BEFORE THE COURT is Defendant's Motion To Dismiss Amended Class Action Complaint (ECF No. 37). Oral argument was heard on December 17, 2014.
A Fed. R. Civ. P. 12(b)(6) dismissal is proper only where there is either a "lack of a cognizable legal theory" or "the absence of sufficient facts alleged under a cognizable legal theory." Balistreri v. Pacifica Police Dept., 901 F.2d 696, 699 (9th Cir. 1990). In reviewing a 12(b)(6) motion, the court must accept as true all material allegations in the complaint, as well as reasonable inferences to be drawn from such allegations. Mendocino Environmental Center v. Mendocino County,14 F.3d 457, 460 (9th Cir. 1994); NL Indus., Inc. v. Kaplan, 792 F.2d 896, 898 (9th Cir. 1986). The complaint must be construed in the light most favorable to the plaintiff. Parks School of Business, Inc. v. Symington, 51 F.3d 1480, 1484 (9th Cir. 1995). The sole issue raised by a 12(b)(6) motion is whether the facts pleaded, if established, would support a claim for relief; therefore, no matter how improbable those facts alleged are, they must be accepted as true for purposes of the motion. Neitzke v. Williams, 490 U.S. 319, 326-27, 109 S.Ct. 1827 (1989). The court need not, however, accept as true conclusory allegations or legal characterizations, nor need it accept unreasonable inferences or unwarranted deductions of fact. In re Stac Electronics Securities Litigation, 89 F.3d 1399, 1403 (9th Cir. 1996). "Factual allegations must be enough to raise a right to relief above the speculative level . . . on the assumption that all the allegations in the complaint are true (even if doubtful in fact) . . . ." Bell Atlantic Corporation v. Twombly, 550 U.S. 544, 555, 127 S.Ct. 1955 (2007). The factual allegations must allege a plausible claim. Ashcroft v. Iqbal, 556 U.S. 662, 129 S.Ct. 1937, 1951 (2009).
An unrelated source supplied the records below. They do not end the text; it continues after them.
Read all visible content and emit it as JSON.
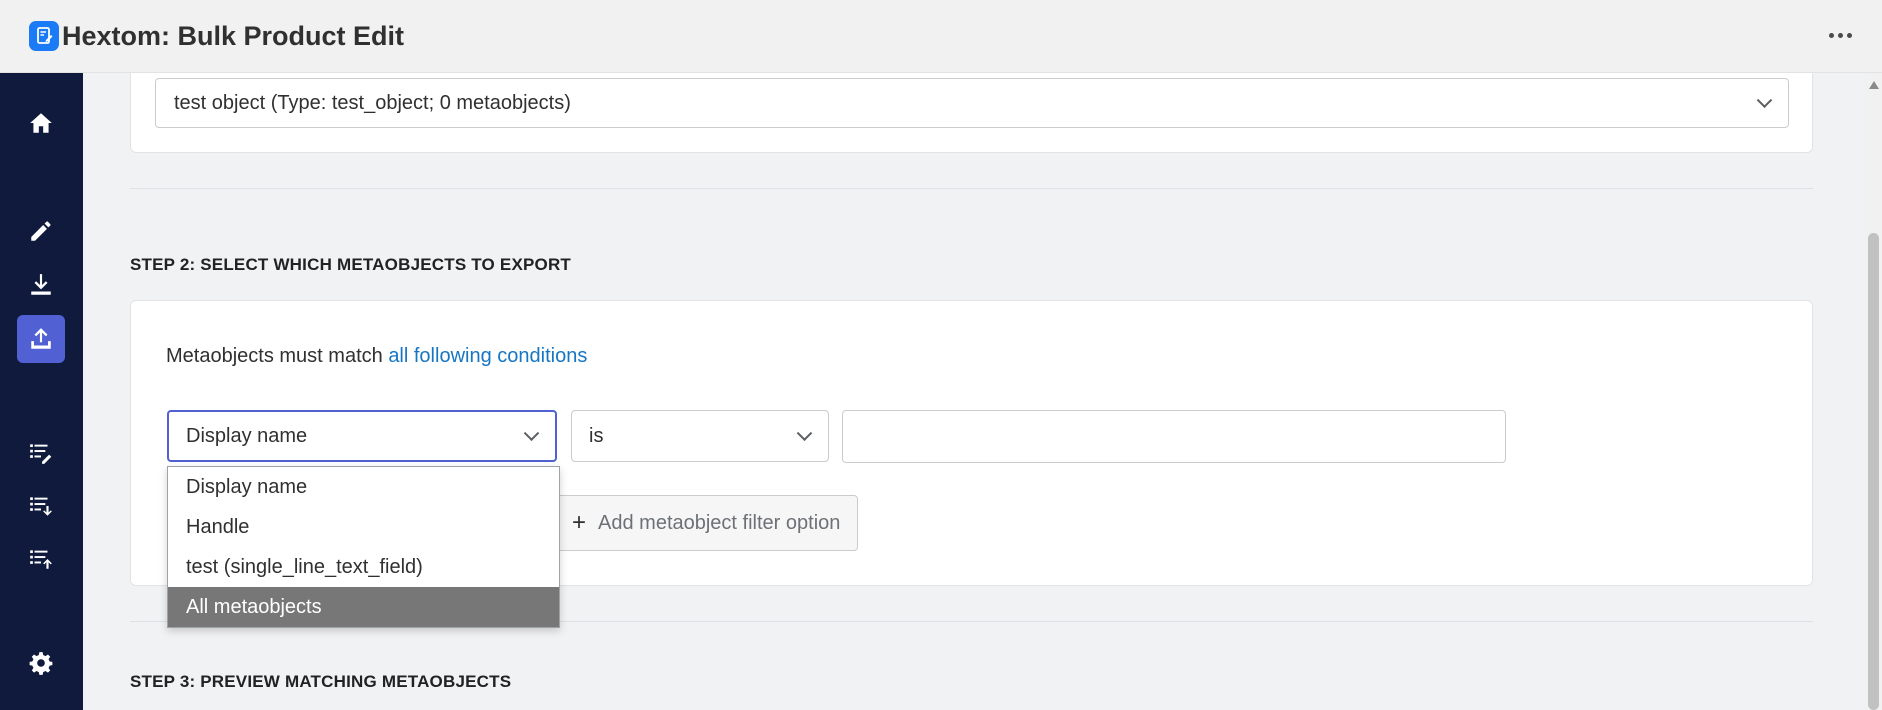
{
  "app": {
    "title": "Hextom: Bulk Product Edit",
    "accent_color": "#5160d2",
    "sidebar_color": "#0f1a3c"
  },
  "sidebar": {
    "items": [
      {
        "icon": "home-icon",
        "label": "Home"
      },
      {
        "icon": "pencil-icon",
        "label": "Edit"
      },
      {
        "icon": "download-icon",
        "label": "Import"
      },
      {
        "icon": "upload-icon",
        "label": "Export",
        "active": true
      },
      {
        "icon": "list-edit-icon",
        "label": "List edit"
      },
      {
        "icon": "list-download-icon",
        "label": "List import"
      },
      {
        "icon": "list-upload-icon",
        "label": "List export"
      },
      {
        "icon": "gear-icon",
        "label": "Settings"
      }
    ]
  },
  "step1": {
    "selected_definition": "test object (Type: test_object; 0 metaobjects)"
  },
  "step2": {
    "title": "STEP 2: SELECT WHICH METAOBJECTS TO EXPORT",
    "condition_prefix": "Metaobjects must match ",
    "condition_link": "all following conditions",
    "field_select": "Display name",
    "operator_select": "is",
    "value_input": "",
    "add_button": "Add metaobject filter option",
    "dropdown_options": [
      {
        "label": "Display name",
        "selected": false
      },
      {
        "label": "Handle",
        "selected": false
      },
      {
        "label": "test (single_line_text_field)",
        "selected": false
      },
      {
        "label": "All metaobjects",
        "selected": true
      }
    ]
  },
  "step3": {
    "title": "STEP 3: PREVIEW MATCHING METAOBJECTS"
  }
}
Defendant Teck Metals, Ltd. ("Teck") appears to concede, at least for the purposes of this motion, that a three year statue of limitations applies to all of Plaintiffs' claims (strict liability, nuisance and negligence) because they are based on personal injury. RCW 4.16.080(2). Teck contends "[i]t is apparent from the face of the [First Amended Class Action Complaint (ECF No. 28)] that all of Plaintiffs' claims have long since accrued and expired." More specifically, Teck contends all of the claims accrued before December 19, 2010, which is three years from December 20, 2013, the date on which Plaintiffs filed their original ClassAction Complaint (ECF No. 1).
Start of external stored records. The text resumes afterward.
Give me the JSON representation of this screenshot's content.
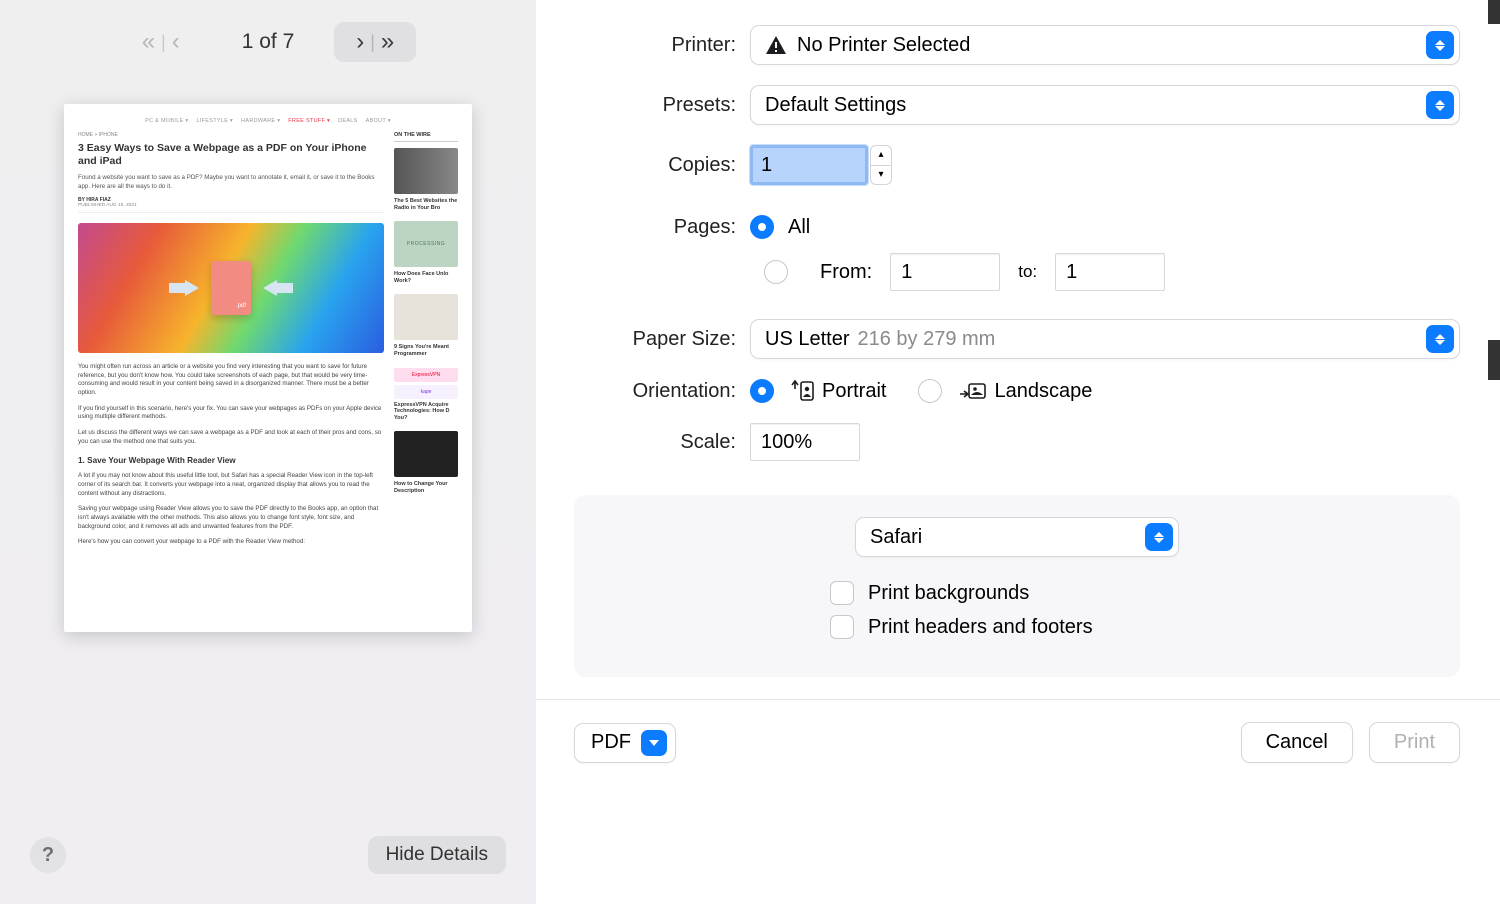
{
  "preview": {
    "page_indicator": "1 of 7",
    "hide_details_label": "Hide Details",
    "help_label": "?",
    "article": {
      "breadcrumb": "HOME > IPHONE",
      "title": "3 Easy Ways to Save a Webpage as a PDF on Your iPhone and iPad",
      "lede": "Found a website you want to save as a PDF? Maybe you want to annotate it, email it, or save it to the Books app. Here are all the ways to do it.",
      "byline": "BY HIRA FIAZ",
      "published": "PUBLISHED AUG 15, 2021",
      "p1": "You might often run across an article or a website you find very interesting that you want to save for future reference, but you don't know how. You could take screenshots of each page, but that would be very time-consuming and would result in your content being saved in a disorganized manner. There must be a better option.",
      "p2": "If you find yourself in this scenario, here's your fix. You can save your webpages as PDFs on your Apple device using multiple different methods.",
      "p3": "Let us discuss the different ways we can save a webpage as a PDF and look at each of their pros and cons, so you can use the method one that suits you.",
      "h2": "1. Save Your Webpage With Reader View",
      "p4": "A lot if you may not know about this useful little tool, but Safari has a special Reader View icon in the top-left corner of its search bar. It converts your webpage into a neat, organized display that allows you to read the content without any distractions.",
      "p5": "Saving your webpage using Reader View allows you to save the PDF directly to the Books app, an option that isn't always available with the other methods. This also allows you to change font style, font size, and background color, and it removes all ads and unwanted features from the PDF.",
      "p6": "Here's how you can convert your webpage to a PDF with the Reader View method:",
      "sidebar_heading": "ON THE WIRE",
      "side1": "The 5 Best Websites the Radio in Your Bro",
      "side2_badge": "PROCESSING",
      "side2": "How Does Face Unlo Work?",
      "side3": "9 Signs You're Meant Programmer",
      "side_logo1": "ExpressVPN",
      "side_logo2": "kape",
      "side4": "ExpressVPN Acquire Technologies: How D You?",
      "side5": "How to Change Your Description"
    }
  },
  "settings": {
    "printer_label": "Printer:",
    "printer_value": "No Printer Selected",
    "presets_label": "Presets:",
    "presets_value": "Default Settings",
    "copies_label": "Copies:",
    "copies_value": "1",
    "pages_label": "Pages:",
    "pages_all_label": "All",
    "pages_from_label": "From:",
    "pages_from_value": "1",
    "pages_to_label": "to:",
    "pages_to_value": "1",
    "paper_size_label": "Paper Size:",
    "paper_size_value": "US Letter",
    "paper_size_dim": "216 by 279 mm",
    "orientation_label": "Orientation:",
    "orientation_portrait": "Portrait",
    "orientation_landscape": "Landscape",
    "scale_label": "Scale:",
    "scale_value": "100%",
    "app_select_value": "Safari",
    "print_backgrounds_label": "Print backgrounds",
    "print_headers_footers_label": "Print headers and footers"
  },
  "footer": {
    "pdf_label": "PDF",
    "cancel_label": "Cancel",
    "print_label": "Print"
  }
}
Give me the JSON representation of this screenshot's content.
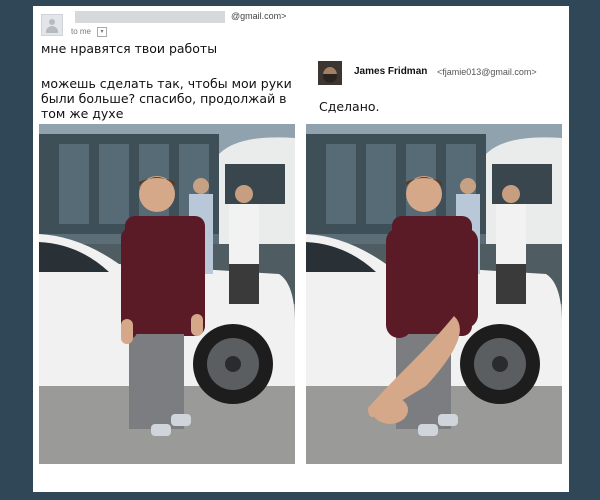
{
  "sender": {
    "email_suffix": "@gmail.com>",
    "recipient_label": "to me",
    "dropdown_glyph": "▾"
  },
  "message": {
    "line1": "мне нравятся твои работы",
    "line2": "можешь сделать так, чтобы мои руки были больше? спасибо, продолжай в том же духе"
  },
  "reply": {
    "name": "James Fridman",
    "email": "<fjamie013@gmail.com>",
    "text": "Сделано."
  },
  "photos": [
    {
      "name": "original-photo",
      "arms": "normal"
    },
    {
      "name": "edited-photo",
      "arms": "enlarged"
    }
  ],
  "colors": {
    "background": "#2f4756",
    "card": "#ffffff"
  }
}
A statute of limitations defense, "if apparent from the face of the complaint," may properly be raised in a motion to dismiss. Conerly v. Westinghouse Elec. Corp., 623 F.2d 117, 119 (9th Cir. 1980). A dismissal motion, however, should be granted "only if the assertions of the complaint, read with the required liberality, would not permit the plaintiff to prove that the statute was tolled." Id., quoting Jablon v. Dean Witter & Co., 614 F.2d 677, 682 (9th Cir. 1980). "Generally, the applicability of equitable tolling depends on matters outside the pleadings, so it is rarely appropriate to grant a Rule 12(b)(6) motion to dismiss . . . if equitable tolling is at issue." Huynh v. Chase Manhattan Bank, 465 F.3d 992, 1003-04 (9th Cir. 2006).
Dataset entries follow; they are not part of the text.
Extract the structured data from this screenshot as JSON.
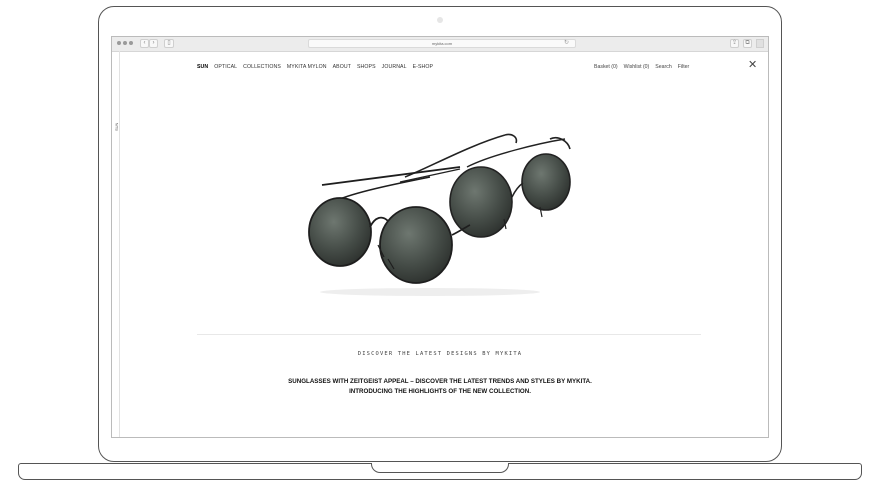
{
  "browser": {
    "url": "mykita.com",
    "reload_glyph": "↻",
    "back_glyph": "‹",
    "forward_glyph": "›",
    "sidebar_glyph": "▯",
    "share_glyph": "⇪",
    "tabs_glyph": "⧉"
  },
  "page": {
    "side_tab": "SUN",
    "nav": [
      "SUN",
      "OPTICAL",
      "COLLECTIONS",
      "MYKITA MYLON",
      "ABOUT",
      "SHOPS",
      "JOURNAL",
      "E-SHOP"
    ],
    "nav_active": "SUN",
    "nav_right": [
      "Basket (0)",
      "Wishlist (0)",
      "Search",
      "Filter"
    ],
    "close_glyph": "✕",
    "discover": "DISCOVER THE LATEST DESIGNS BY MYKITA",
    "headline_line1": "SUNGLASSES WITH ZEITGEIST APPEAL – DISCOVER THE LATEST TRENDS AND STYLES BY MYKITA.",
    "headline_line2": "INTRODUCING THE HIGHLIGHTS OF THE NEW COLLECTION."
  }
}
The "discovery rule" is a form of tolling. Under the discovery rule, the statute of limitations does not begin to run until a plaintiff discovers or reasonably could have discovered all the essential elements of the cause of action. Allyn v. Boe, 87 Wn.App. 722, 943 P.2d 364, 372 (1997). The discovery rule does not require knowledge of the existence of a legal cause of action itself, but merely knowledge of the facts necessary to establish elements of the claim. Douchette v. Bethel Sch. Dist. No. 403, 117 Wn.2d 805, 814, 818 P.2d 1362 (1991). In Putz v. Golden, 2010 WL 5071270 (W.D. Wash. 2010) at *13, the court found the plaintiffs' allegations were sufficient to withstand a motion to dismiss based on the statute of limitations, noting that "[f]urther discovery may reveal that the exceptions of equitable tolling or the discovery rule should not apply, but the court expresses no opinion regarding the proper outcome at this stage of the litigation."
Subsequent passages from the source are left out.